Hayono Suyono (kedua dari kiri) dan Mohamad Kassim Moosa (kedua dari kanan) meraih penghargaan Sarwono Prawirohardjo

Jakarta - Lembaga Ilmu Pengetahuan Indonesia (LIPI) menganugerahi penghargaan Sarwono Prawirohardjo atau Sarwono Award kepada profesor riset Lembaga Antariksa dan Penerbangan Nasional (Lapan) Thomas Djamaluddin dan kehormatan memberikan Sarwono Prawirohardjo Memorial Lecture XIII kepada Direktur Utama PT Pertamina Karen Agustiawan.

Penghargaan Sarwono Prawirohardjo dan Sarwono Prawirohardjo Memorial Lecture (SML) merupakan bentuk penghormatan atas jasa-jasa Prof Dr Sarwono Prawirohardjo sebagai bapak LIPI sekaligus Ketua pertama LIPI.

Oleh karena itu dalam rangkaian HUT LIPI ke-46, Sarwono Award XII kembali diberikan. Di samping itu LIPI juga menyelenggarakan memorial lecture yang bersifat khusus dan diberikan oleh seseorang yang sudah mumpuni di bidangnya, baik dari kalangan ilmuwan sendiri maupun praktisi, pakar dan tokoh masyarakat yang sudah terbukti kontribusinya bangsa bangsa dan tanah air.

"LIPI Sarwono Award untuk tahun 2013 diberikan kepada Prof Dr Thomas Djamaluddin. Beliau sangat aktif memberikan advokasi saintifik yang sangat berharga kepada pemerintah dan masyarakat luas," katanya di sela-sela Sarwono Award 2013 di Gedung LIPI, Jakarta, Jumat (23/8).

Thomas yang saat ini menjabat Deputi Sains Pengkajian dan Informasi Kedirgantara Lapan masih aktif mengajar dan menjadi pembimbing di Program Magister dan Doktor Ilmu Falak di IAIN Walisongo Semarang Jawa Tengah.

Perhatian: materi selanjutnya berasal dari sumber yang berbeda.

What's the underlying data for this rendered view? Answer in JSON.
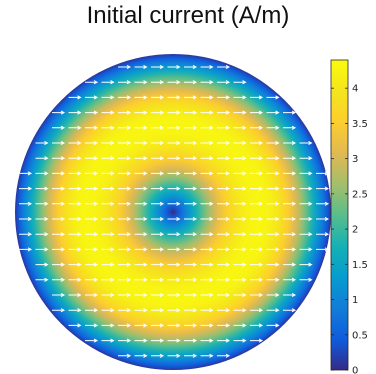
{
  "title": "Initial current (A/m)",
  "chart_data": {
    "type": "heatmap",
    "title": "Initial current (A/m)",
    "domain": "disk",
    "field": {
      "magnitude_peak": 4.3,
      "magnitude_center": 0.0,
      "magnitude_edge": 0.1,
      "peak_radius_fraction": 0.55,
      "arrow_direction": "+x"
    },
    "colorbar": {
      "colormap": "parula",
      "range": [
        0,
        4.4
      ],
      "ticks": [
        0,
        0.5,
        1,
        1.5,
        2,
        2.5,
        3,
        3.5,
        4
      ],
      "tick_labels": [
        "0",
        "0.5",
        "1",
        "1.5",
        "2",
        "2.5",
        "3",
        "3.5",
        "4"
      ],
      "placement": "right"
    },
    "arrow_color": "#ffffff"
  }
}
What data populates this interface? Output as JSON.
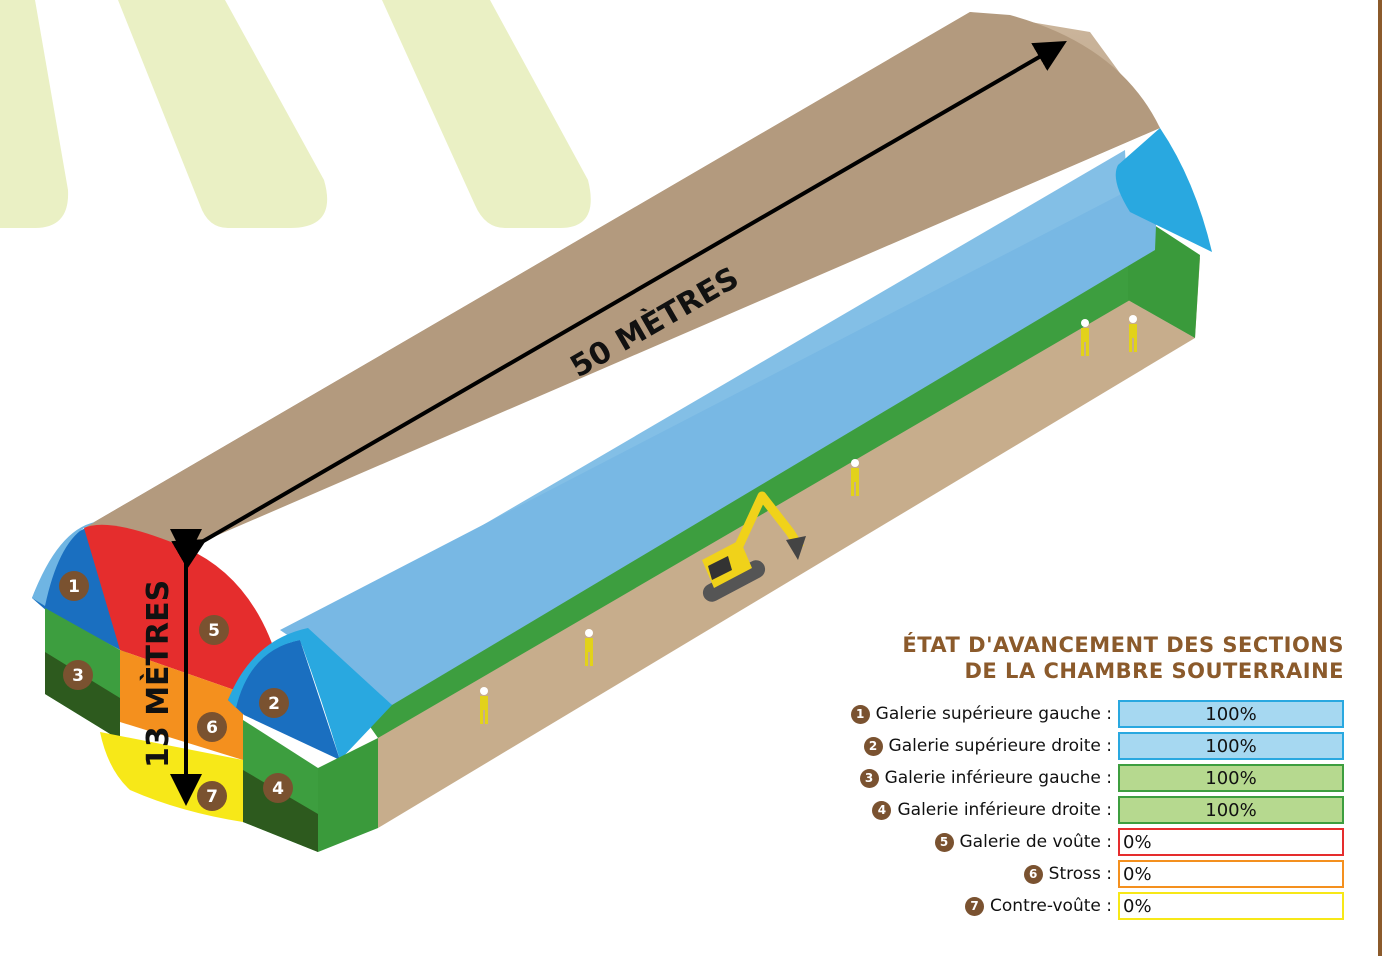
{
  "colors": {
    "brown": "#8b5a2b",
    "badge": "#7a5230",
    "sky_blue": "#29a8e0",
    "light_blue": "#83bfe6",
    "green": "#3d9e3f",
    "dark_green": "#2d5a1e",
    "red": "#e52d2d",
    "orange": "#f4901e",
    "yellow": "#f7e818",
    "tunnel_floor": "#c7ad8c",
    "vault": "#ad9275",
    "stripe": "#eaf0c4"
  },
  "diagram": {
    "length_label": "50 MÈTRES",
    "height_label": "13 MÈTRES",
    "badges": [
      "1",
      "2",
      "3",
      "4",
      "5",
      "6",
      "7"
    ],
    "excavator_icon": "excavator-icon",
    "worker_icon": "worker-icon"
  },
  "legend": {
    "title_line1": "ÉTAT D'AVANCEMENT DES SECTIONS",
    "title_line2": "DE LA CHAMBRE SOUTERRAINE",
    "items": [
      {
        "num": "1",
        "label": "Galerie supérieure gauche :",
        "value_text": "100%",
        "value": 100,
        "fill": "#a6d8f1",
        "border": "#29a8e0"
      },
      {
        "num": "2",
        "label": "Galerie supérieure droite :",
        "value_text": "100%",
        "value": 100,
        "fill": "#a6d8f1",
        "border": "#29a8e0"
      },
      {
        "num": "3",
        "label": "Galerie inférieure gauche :",
        "value_text": "100%",
        "value": 100,
        "fill": "#b6d98f",
        "border": "#3d9e3f"
      },
      {
        "num": "4",
        "label": "Galerie inférieure droite :",
        "value_text": "100%",
        "value": 100,
        "fill": "#b6d98f",
        "border": "#3d9e3f"
      },
      {
        "num": "5",
        "label": "Galerie de voûte :",
        "value_text": "0%",
        "value": 0,
        "fill": "#ffffff",
        "border": "#e52d2d"
      },
      {
        "num": "6",
        "label": "Stross :",
        "value_text": "0%",
        "value": 0,
        "fill": "#ffffff",
        "border": "#f4901e"
      },
      {
        "num": "7",
        "label": "Contre-voûte :",
        "value_text": "0%",
        "value": 0,
        "fill": "#ffffff",
        "border": "#f7e818"
      }
    ]
  }
}
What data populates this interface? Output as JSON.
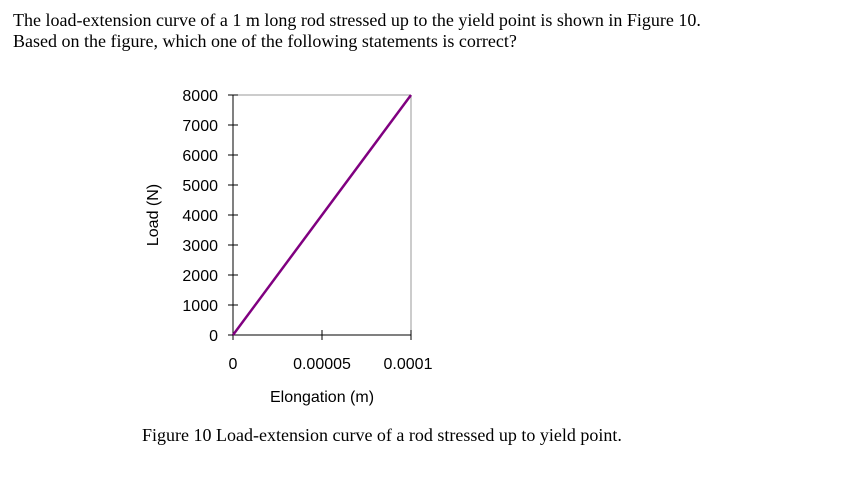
{
  "question": {
    "line1": "The load-extension curve of a 1 m long rod stressed up to the yield point is shown in Figure 10.",
    "line2": "Based on the figure, which one of the following statements is correct?"
  },
  "caption": "Figure 10 Load-extension curve of a rod stressed up to yield point.",
  "chart_data": {
    "type": "line",
    "xlabel": "Elongation (m)",
    "ylabel": "Load (N)",
    "xlim": [
      0,
      0.0001
    ],
    "ylim": [
      0,
      8000
    ],
    "xticks": [
      0,
      5e-05,
      0.0001
    ],
    "xtick_labels": [
      "0",
      "0.00005",
      "0.0001"
    ],
    "yticks": [
      0,
      1000,
      2000,
      3000,
      4000,
      5000,
      6000,
      7000,
      8000
    ],
    "ytick_labels": [
      "0",
      "1000",
      "2000",
      "3000",
      "4000",
      "5000",
      "6000",
      "7000",
      "8000"
    ],
    "grid": false,
    "series": [
      {
        "x": [
          0,
          0.0001
        ],
        "y": [
          0,
          8000
        ],
        "color": "#800080"
      }
    ]
  }
}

Lebih dari 50 makalah ilmiah, 100 tulisan populer, dan 5 buku tentang astronomi dan keislaman telah dipublikasikannya.

Terkait dengan penelitian, bapak tiga putera itu saat ini menjadi anggota Himpunan Astronomi Indonesia, International Astronomical Union, dan National Committee di Committee on Space Research, serta anggota Badan Hisab Rukyat (BHR) Kementerian Agama RI dan BHR Daerah Provinsi Jawa Barat.

Selain Thomas, Lukman menambahkan, untuk orasi ilmiah SML XIII disampaikan oleh Karen Agustiawan. Karen terpilih karena dinilai sebagai perempuan paling berpengaruh di industri minyak dan gas (migas) dunia versi lembaga training dan event Terrapinn yang berbasis di London Inggris.

Ia pun menjadi eksekutif urutan pertama versi lembaga tersebut. Di bawah kepemimpinan Karen, Pertamina menduduki urutan ke 122 dalam jajaran Fortune 500 atau perusahaan terbaik dunia. Tak hanya itu saja, berbagai presetasi pun diraihnya sejak menduduki jabatan Direktur Utama pada 5 Februari 2009 hingga saat ini.

Lukman pun berharap apa yang telah dihasilkan penerima Sarwono Award ini bisa menjadi inspirasi bagi para peneliti dan generasi penerusnya untuk terus membangun dan memajukan Indonesia melalui ilmu pengetahuan.